During one scene, Gaby overhears two girls discussing not eating in order to lose weight for prom. “I don’t want to look like a fat cow!” one girl announces. To this her friend responds stating that no one’s going to look as awful as Gaby. “Can you imagine going to prom pregnant? They’re going to look ridiculous.” The two girls finish their conversation by explaining that they would, “rather be dead than pregnant...it’s the same thing. Your life is over anyway. You have to have brain damage to get pregnant in high school.”

As a viewer, that’s the part that really got me. “You have to have brain damage to get pregnant in high school.” Really? The CDC reported in 2013 that 46.8% of high school students are sexually active. Now, to the parents reading this, don’t roll your eyes. We can all pretend to be naive all we want, but chances are you were sexually active in high school as well. To say that someone is stupid for getting pregnant, in my opinion, is wrong. You could do all the right things-- wear a condom, be on birth control, but you know what? Mistakes happen. What if the condom breaks? What if “the pill” doesn’t pull through? A 92% effectiveness rate is not 100%... I mean, it’s not rocket science. The risk of pregnancy is there.

After Gaby overheard this conversation in the bathroom, she changed her project to not only look at the statistics of pregnancy but the stereotypes that go along with them.

In the movie, there is another character, Tyra, who is also pregnant. Through Gaby’s friendship with Tyra, she learns the real struggle of being a pregnant teenager-- she has to face the struggles of raising a child by herself. Tyra takes Gaby to the Goodwill shop, where she has to shop for maternity clothes. “They should make maternity clothes for teenagers.” Immediately, Gaby responds,”No they shouldn’t!” And I too had the same reaction. But then I thought about it.

What I say next, I have to be really careful with. I don’t want to say teenage pregnancy is wrong, but I also don’t want to say it’s right. As a teenager myself, I know the last thing I could handle right now is pregnancy and eventually caring for another human being. But, if I were to become pregnant and chose to keep my child, I would want some clothes to wear and I bet you would too. The thing is, teenage pregnancy should never be something to strive for, but if a young girl does become pregnant, she shouldn’t be punished by the rest of society for that.

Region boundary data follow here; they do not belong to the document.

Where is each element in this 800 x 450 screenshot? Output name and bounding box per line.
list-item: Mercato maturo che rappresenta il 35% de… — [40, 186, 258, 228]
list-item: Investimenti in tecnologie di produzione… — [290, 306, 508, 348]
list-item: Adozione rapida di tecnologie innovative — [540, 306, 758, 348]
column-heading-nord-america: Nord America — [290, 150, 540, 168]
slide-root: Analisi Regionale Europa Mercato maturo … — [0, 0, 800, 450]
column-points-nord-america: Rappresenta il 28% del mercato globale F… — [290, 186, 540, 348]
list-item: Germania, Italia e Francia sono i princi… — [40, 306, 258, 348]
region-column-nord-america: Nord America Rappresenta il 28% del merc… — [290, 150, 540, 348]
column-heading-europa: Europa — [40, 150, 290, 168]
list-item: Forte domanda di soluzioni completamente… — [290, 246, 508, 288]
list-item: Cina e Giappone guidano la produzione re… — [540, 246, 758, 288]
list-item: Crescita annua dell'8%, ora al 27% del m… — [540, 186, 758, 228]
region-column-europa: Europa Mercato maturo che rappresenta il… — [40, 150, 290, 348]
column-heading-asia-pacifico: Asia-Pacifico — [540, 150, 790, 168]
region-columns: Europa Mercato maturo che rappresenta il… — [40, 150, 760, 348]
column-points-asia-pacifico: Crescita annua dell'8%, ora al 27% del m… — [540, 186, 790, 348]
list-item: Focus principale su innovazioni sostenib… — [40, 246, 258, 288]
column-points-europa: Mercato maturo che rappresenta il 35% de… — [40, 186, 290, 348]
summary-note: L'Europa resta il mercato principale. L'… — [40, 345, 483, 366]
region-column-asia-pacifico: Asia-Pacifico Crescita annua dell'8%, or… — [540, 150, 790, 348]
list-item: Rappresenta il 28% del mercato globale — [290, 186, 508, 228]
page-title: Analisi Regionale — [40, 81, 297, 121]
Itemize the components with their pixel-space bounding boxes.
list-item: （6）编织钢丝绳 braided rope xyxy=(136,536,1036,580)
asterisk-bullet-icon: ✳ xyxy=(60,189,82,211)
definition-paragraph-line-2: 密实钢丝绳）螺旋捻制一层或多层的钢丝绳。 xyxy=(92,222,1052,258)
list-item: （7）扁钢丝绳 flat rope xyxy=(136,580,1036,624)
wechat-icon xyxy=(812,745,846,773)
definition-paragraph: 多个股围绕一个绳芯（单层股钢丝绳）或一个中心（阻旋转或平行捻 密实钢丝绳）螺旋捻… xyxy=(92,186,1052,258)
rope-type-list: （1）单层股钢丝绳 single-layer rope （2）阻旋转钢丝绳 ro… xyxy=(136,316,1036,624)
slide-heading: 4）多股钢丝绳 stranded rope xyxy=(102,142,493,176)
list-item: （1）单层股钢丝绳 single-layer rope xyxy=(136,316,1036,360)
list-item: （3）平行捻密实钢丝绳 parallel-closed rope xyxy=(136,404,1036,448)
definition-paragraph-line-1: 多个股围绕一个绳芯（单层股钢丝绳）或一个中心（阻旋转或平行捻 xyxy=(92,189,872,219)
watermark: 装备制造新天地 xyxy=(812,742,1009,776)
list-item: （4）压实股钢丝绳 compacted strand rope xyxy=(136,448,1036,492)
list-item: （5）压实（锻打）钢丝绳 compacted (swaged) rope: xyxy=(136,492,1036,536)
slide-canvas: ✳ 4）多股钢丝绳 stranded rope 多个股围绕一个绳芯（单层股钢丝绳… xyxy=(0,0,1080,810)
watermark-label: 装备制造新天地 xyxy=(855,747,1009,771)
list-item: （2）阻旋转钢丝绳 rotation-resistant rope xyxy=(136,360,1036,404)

At the end of the movie, Gaby reveals to the student body during an assembly that she is not actually pregnant.

“Stereotype,” she begins, “a generalization usually exaggerated or oversimplified and often offensive that is used to describe or distinguished a group. A stereotype is like a box that people put us in so that they don’t have to deal with the real person. We shouldn’t slap labels on people and make them disappear into little boxes.”

As Gaby states, “I know that getting pregnant young is not the best thing…” But to punish a young girl who is already facing probably one of the toughest moments in her life isn’t okay. To tell a young girl who has hopes and aspirations that she is stupid and might as well give up on her future is wrong. If someone tells you something enough, you begin to believe it yourself. If you are told enough times that you’ll never go to college, chances are you’ll never go to college. Society needs to stop seeing pregnant teenage girls as pregnant and start seeing them as teenage girls and more so, as human beings.